I am since warmed by the fact that that little collection of boosts to the economy has been recognised and repeated since by Access Economics and as recently as yesterday by Professor Tim Brailsford in assessing the budget of today. I also record for the Assembly's benefit that there was a concession that that was the case in the briefing on budget parameters for this year that was given to the Select Committee on the 2001-2002 Budget late last year, prepared under the name of the Treasurer. It appeared at the hearing that he was not aware of the detail of the submission that he signed, but it had been prepared by his department.

I also observed last year that in many of its claims the government was making a virtue out of necessity. There was a fair bit of that in last year's budget, and there is a continuation of that kind of exaggeration and hyperbole in this one. I guess you can expect that to some degree from any government, but I would like to go on record as saying that if this government was as good with financial management as it is with PR we really would be genuinely well off, and well off for the indefinite future.

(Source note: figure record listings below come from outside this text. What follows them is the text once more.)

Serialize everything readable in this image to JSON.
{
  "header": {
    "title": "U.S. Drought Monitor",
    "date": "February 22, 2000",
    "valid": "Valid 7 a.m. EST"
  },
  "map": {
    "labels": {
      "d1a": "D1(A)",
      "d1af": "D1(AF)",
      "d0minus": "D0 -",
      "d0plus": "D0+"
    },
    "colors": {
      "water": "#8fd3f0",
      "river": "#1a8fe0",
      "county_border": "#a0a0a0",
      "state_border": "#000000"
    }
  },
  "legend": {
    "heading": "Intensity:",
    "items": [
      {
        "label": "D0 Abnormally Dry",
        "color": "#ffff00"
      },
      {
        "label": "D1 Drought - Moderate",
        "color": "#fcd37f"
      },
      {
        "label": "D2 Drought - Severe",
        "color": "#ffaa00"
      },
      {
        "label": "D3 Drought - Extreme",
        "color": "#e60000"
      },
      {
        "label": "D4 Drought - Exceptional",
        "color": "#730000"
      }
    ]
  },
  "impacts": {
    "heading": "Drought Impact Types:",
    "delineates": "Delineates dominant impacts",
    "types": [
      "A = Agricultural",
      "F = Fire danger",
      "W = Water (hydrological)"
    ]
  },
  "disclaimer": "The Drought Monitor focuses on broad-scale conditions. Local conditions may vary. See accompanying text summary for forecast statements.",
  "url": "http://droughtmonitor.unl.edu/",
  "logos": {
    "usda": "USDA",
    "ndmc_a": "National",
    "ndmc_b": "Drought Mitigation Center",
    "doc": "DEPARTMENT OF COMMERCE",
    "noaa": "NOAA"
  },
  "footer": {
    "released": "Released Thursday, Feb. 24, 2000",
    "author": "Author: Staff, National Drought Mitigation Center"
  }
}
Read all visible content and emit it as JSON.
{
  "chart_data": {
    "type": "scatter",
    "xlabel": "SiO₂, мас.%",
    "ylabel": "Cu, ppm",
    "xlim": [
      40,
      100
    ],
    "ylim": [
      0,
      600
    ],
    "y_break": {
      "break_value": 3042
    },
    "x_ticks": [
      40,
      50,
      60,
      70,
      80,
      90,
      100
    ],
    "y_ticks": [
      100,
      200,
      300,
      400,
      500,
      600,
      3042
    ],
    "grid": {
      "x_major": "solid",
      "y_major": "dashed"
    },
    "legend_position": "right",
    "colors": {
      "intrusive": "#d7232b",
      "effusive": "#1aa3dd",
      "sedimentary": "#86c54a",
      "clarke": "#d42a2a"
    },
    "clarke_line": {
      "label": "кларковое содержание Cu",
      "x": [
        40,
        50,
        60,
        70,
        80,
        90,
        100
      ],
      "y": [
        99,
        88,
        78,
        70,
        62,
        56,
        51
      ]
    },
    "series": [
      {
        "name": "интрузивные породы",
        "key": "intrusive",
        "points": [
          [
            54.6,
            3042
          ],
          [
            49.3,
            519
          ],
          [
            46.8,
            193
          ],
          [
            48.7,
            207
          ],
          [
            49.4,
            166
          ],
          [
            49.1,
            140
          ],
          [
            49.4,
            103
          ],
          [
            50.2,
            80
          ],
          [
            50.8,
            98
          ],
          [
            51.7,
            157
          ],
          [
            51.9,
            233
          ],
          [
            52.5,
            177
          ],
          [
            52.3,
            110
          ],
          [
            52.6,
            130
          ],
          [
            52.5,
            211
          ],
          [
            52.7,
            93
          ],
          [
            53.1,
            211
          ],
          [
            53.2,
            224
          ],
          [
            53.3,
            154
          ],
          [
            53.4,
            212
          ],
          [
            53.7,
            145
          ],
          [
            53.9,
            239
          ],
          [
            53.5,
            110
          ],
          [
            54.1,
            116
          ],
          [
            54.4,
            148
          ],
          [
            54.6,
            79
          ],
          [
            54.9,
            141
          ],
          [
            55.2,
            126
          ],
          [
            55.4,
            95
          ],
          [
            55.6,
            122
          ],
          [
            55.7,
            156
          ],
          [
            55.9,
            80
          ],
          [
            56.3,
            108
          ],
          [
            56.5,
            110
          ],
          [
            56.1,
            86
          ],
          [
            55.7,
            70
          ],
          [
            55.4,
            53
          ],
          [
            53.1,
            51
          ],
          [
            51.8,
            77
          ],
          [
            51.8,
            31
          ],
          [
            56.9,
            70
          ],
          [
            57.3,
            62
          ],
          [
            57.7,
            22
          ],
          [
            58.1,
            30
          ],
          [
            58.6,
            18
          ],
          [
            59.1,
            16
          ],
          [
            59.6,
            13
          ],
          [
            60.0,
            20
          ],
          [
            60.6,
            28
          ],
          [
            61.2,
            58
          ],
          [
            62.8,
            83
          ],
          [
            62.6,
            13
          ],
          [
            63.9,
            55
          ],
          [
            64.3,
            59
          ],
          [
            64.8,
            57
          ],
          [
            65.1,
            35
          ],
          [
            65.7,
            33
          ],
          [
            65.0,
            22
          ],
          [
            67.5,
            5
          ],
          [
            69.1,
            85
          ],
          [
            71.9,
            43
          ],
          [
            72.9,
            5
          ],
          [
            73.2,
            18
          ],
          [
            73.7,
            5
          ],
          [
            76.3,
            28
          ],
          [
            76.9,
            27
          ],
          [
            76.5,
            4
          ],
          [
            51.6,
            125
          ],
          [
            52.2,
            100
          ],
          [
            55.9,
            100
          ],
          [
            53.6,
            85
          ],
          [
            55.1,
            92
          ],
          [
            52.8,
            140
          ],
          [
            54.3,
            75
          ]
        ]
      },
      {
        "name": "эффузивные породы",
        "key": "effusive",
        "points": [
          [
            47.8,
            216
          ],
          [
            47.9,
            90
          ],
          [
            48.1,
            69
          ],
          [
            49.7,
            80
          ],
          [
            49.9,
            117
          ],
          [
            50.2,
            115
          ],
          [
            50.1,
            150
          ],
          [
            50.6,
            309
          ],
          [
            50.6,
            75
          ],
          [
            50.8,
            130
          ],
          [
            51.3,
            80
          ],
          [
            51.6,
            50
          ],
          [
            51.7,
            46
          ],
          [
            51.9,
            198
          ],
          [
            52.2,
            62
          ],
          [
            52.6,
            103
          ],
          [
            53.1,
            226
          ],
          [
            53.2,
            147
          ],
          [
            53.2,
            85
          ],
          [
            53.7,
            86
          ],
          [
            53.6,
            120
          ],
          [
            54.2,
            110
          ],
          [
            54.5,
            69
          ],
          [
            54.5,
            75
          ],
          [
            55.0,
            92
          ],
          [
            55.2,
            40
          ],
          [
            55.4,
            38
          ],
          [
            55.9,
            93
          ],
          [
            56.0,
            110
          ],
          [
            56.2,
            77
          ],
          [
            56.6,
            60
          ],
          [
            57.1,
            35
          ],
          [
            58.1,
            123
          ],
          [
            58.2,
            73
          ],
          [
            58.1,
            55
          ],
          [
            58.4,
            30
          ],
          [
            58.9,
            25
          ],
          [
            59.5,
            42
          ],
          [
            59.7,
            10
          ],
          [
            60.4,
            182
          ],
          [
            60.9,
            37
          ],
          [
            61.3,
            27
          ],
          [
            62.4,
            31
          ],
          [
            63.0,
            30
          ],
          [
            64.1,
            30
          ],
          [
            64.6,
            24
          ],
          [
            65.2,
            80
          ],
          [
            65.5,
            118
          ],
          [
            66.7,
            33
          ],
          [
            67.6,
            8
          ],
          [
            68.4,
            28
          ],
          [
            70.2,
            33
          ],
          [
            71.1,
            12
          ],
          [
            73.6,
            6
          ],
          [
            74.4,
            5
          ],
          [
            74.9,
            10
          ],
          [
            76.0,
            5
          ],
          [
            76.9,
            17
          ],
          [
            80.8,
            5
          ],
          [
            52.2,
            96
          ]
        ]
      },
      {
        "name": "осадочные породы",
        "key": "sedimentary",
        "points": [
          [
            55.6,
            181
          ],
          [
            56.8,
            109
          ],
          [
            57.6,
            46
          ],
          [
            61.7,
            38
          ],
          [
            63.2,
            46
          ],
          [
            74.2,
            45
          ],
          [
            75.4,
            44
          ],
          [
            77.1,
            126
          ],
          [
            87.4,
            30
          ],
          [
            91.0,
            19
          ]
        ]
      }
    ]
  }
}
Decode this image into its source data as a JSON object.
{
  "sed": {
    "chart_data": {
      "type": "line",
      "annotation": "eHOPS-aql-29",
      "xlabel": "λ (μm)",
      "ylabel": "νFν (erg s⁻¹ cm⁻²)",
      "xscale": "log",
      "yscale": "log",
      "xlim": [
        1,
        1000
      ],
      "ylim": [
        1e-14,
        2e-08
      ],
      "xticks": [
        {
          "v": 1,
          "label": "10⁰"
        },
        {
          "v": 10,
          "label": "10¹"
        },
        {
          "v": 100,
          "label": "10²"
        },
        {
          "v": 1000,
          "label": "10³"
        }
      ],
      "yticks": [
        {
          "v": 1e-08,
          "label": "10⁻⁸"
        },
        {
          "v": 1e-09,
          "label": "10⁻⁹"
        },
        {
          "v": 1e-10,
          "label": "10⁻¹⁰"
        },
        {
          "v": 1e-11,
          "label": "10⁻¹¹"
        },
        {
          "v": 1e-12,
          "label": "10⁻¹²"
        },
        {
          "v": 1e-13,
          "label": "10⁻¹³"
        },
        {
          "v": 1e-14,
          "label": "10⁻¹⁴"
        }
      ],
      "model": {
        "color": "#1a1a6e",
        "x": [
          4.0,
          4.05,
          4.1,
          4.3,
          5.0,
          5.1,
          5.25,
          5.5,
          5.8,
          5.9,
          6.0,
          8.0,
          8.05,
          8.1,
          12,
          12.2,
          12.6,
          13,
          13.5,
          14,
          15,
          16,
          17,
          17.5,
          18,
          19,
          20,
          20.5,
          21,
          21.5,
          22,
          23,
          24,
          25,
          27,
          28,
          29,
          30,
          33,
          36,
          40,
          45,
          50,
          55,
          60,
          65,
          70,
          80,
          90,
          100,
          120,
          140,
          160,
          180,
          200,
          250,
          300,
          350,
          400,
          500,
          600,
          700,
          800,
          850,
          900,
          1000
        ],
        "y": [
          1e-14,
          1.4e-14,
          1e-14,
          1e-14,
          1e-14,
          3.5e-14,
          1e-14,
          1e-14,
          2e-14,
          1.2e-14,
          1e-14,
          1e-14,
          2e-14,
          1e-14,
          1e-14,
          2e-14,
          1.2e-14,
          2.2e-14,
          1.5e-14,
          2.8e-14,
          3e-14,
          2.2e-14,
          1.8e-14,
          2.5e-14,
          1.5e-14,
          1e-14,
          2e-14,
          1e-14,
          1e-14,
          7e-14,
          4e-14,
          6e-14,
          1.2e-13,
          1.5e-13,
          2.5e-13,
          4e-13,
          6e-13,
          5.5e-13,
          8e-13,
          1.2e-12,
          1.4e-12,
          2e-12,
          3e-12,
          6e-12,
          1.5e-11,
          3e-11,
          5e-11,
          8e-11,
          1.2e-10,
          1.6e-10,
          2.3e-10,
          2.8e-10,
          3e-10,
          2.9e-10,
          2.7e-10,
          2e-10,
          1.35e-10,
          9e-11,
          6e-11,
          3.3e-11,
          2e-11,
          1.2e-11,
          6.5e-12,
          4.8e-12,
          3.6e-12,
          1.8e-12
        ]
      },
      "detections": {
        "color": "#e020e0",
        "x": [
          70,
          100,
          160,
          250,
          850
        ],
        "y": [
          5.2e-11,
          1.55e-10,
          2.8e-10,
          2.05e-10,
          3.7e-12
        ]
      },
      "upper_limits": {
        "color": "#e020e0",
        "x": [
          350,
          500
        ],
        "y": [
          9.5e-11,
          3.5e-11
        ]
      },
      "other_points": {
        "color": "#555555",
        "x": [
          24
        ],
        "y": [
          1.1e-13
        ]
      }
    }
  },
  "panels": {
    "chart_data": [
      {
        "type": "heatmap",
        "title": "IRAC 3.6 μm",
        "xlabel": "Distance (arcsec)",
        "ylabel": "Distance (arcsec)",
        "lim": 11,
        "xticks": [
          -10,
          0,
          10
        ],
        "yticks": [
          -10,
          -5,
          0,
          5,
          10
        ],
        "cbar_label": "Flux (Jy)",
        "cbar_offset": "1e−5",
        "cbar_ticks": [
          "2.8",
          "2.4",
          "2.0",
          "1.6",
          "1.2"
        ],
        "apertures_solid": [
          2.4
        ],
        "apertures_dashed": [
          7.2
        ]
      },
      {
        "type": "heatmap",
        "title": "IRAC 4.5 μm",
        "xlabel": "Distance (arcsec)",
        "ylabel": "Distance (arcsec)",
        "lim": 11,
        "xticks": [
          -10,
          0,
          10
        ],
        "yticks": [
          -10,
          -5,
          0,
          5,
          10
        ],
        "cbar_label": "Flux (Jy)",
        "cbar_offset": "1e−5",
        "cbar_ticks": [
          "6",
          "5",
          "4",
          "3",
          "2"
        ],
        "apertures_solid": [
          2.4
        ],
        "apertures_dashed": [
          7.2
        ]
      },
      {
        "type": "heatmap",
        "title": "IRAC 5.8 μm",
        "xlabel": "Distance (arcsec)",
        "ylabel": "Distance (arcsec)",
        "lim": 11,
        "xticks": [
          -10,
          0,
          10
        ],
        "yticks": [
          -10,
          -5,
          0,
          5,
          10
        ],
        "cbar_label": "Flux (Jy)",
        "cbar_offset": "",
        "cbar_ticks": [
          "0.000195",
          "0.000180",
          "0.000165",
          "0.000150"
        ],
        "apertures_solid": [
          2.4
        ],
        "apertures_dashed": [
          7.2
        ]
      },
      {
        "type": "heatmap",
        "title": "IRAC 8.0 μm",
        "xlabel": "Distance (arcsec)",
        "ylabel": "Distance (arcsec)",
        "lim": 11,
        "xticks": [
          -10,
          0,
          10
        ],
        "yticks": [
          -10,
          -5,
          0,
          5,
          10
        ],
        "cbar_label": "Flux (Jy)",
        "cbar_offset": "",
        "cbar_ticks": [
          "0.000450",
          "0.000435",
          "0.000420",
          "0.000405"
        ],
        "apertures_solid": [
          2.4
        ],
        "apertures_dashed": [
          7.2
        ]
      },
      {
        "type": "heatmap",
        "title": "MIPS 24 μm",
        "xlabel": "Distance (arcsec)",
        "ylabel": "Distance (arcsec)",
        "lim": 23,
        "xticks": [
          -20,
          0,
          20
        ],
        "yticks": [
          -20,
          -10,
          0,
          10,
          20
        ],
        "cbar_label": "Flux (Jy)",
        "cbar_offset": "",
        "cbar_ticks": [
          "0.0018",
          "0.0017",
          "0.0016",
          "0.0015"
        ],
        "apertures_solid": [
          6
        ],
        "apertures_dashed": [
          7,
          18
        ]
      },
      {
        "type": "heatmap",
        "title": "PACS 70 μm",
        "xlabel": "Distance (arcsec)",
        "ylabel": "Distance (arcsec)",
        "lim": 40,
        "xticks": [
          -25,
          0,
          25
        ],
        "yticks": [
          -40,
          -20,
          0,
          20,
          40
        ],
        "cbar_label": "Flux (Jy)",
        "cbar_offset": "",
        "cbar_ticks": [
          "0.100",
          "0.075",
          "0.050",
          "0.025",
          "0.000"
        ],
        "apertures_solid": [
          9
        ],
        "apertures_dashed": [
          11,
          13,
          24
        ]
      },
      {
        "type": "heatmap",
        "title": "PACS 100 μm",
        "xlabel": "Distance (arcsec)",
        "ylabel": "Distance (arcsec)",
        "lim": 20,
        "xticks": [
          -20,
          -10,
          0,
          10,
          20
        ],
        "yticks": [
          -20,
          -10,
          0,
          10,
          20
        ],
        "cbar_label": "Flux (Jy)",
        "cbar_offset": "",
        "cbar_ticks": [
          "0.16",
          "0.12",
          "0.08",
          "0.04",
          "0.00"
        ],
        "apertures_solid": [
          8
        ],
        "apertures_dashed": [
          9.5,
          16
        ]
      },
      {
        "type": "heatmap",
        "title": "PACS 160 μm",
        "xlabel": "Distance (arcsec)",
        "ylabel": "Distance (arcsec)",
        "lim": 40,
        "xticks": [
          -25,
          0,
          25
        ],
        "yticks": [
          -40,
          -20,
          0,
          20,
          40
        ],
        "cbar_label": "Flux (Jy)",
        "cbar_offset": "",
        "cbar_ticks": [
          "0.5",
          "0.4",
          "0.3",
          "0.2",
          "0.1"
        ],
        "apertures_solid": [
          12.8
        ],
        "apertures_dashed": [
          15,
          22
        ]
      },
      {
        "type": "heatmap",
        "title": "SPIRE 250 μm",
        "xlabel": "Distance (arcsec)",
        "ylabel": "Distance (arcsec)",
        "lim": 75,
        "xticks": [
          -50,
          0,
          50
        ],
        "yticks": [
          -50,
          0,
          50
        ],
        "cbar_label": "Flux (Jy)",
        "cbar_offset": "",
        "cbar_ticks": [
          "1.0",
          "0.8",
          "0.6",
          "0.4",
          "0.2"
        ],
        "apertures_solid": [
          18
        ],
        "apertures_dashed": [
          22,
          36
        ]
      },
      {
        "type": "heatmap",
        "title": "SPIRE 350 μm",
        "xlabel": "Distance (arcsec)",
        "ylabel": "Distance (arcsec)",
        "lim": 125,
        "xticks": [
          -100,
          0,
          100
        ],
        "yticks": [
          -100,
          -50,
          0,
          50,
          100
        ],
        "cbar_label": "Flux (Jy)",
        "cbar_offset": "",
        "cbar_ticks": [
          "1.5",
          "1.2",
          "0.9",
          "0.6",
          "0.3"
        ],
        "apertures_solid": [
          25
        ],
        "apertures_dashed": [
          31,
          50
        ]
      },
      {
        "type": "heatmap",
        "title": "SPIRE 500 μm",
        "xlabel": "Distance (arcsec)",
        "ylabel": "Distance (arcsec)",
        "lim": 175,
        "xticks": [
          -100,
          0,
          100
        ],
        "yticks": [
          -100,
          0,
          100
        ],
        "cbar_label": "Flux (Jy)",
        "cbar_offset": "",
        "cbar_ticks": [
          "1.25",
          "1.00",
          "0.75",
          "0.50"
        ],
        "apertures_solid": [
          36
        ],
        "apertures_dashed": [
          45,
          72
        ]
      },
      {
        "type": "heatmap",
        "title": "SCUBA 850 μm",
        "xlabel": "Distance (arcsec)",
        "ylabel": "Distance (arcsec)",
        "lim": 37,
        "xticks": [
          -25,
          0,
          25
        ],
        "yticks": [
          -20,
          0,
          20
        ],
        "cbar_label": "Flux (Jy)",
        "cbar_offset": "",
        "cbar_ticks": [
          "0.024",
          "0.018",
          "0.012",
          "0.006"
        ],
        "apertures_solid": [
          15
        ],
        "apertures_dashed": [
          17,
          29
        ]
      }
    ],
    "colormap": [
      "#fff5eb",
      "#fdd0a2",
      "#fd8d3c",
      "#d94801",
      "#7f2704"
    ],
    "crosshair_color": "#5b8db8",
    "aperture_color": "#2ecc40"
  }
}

I had made an issue of the exaggerated claims of financial management over the years, and I have a simple challenge for the government and for the Treasurer. In his own document, The 2001-2002 budget at a glance, there is a graph that shows the dramatic improvement from 1995 onwards in the first year.

Mr Moore: That one?

MR QUINLAN: Yes, that one. All I want to know is just a few details of how that improved by $173.1 million in one year, because that is the claim-an improvement of $173.1 million in one year.

Mr Moore: Have a look at 1998-99 and 1999-2000. It is a similar amount.

MR QUINLAN: No, that is all I need to know at this stage. If that can be explained-

Mr Moore: Ted, you have to resign. If you have any sense of self you will resign.